La trayectoria de la propia autora es un viaje introspectivo en busca de la verdad, a través de la vida intelectual, como relata en el prólogo.
Especialista en Filología griega, Zena Hitz “se lanzó de cabeza a un brutal pugna por el estatus y el prestigio” hasta que atravesó una crisis existencial al reparar en “el dolor de las víctimas del atentado del 11-S”.
Se hizo algunas preguntas inquietantes, como “¿qué sentido tenía estudiar filosofía y los clásicos?, ¿qué diferencia lógica podría marcar frente al mundo que sufre?”.
Tuvo una conversión religiosa, optó por el voluntariado, y regresó posteriormente a la universidad, para acompañar a sus estudiantes en el descubrimiento de los clásicos, a través del Catherine Project, un programa en línea de grandes libros. En el ínterin, llegó a la conclusión de que es preciso escapar “del mundo social y político”, gobernado por “la ambición, la competitividad y la búsqueda ociosa de emociones”, “un mercado donde todo se puede comprar y vender (…) donde los seres humanos son principalmente vehículos para lograr los fines de los demás”. La vida intelectual bien entendida, “la contemplación, los grandes libros”, señala, pueden ser “una forma de recuperar nuestro valor real cuando los juegos de poder y los descuidados juicios de la vida social nos lo niegan. Por eso es fuente de dignidad”.

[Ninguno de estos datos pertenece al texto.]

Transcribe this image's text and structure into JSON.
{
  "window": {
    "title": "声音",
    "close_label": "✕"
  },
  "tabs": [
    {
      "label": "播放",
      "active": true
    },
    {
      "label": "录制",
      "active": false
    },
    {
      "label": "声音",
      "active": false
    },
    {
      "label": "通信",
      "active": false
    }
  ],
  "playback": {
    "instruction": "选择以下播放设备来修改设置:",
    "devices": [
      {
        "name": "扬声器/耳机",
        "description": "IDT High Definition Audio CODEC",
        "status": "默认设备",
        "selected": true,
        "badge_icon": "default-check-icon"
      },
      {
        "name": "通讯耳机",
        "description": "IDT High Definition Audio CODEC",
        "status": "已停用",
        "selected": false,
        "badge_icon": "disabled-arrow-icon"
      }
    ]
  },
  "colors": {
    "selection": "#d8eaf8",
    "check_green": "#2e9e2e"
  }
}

En la primera parte de Pensativos, Zena Hitz invita a reflexionar sobre la motivación profunda del “apetito por aprender”. Indica que muchas cosas las hacemos de forma instrumental (v.gr. trabajar para ganar dinero); y otras porque sí (v.gr. una excursión, jugar a las cartas), pero, siguiendo a Platón y Aristóteles, existe “un bien supremo, la mejor actividad humana, perseguida por sí misma, por la que tenemos una afinidad natural por encima de todas las demás”. Y apostilla: “un bien así sería algo en lo que culminaría toda una vida, una forma de felicidad segura construida sobre la base de quienes somos y de lo que queremos”. De ahí la importancia de tener “una orientación básica” para saber “qué fin último está estructurando nuestra vida”.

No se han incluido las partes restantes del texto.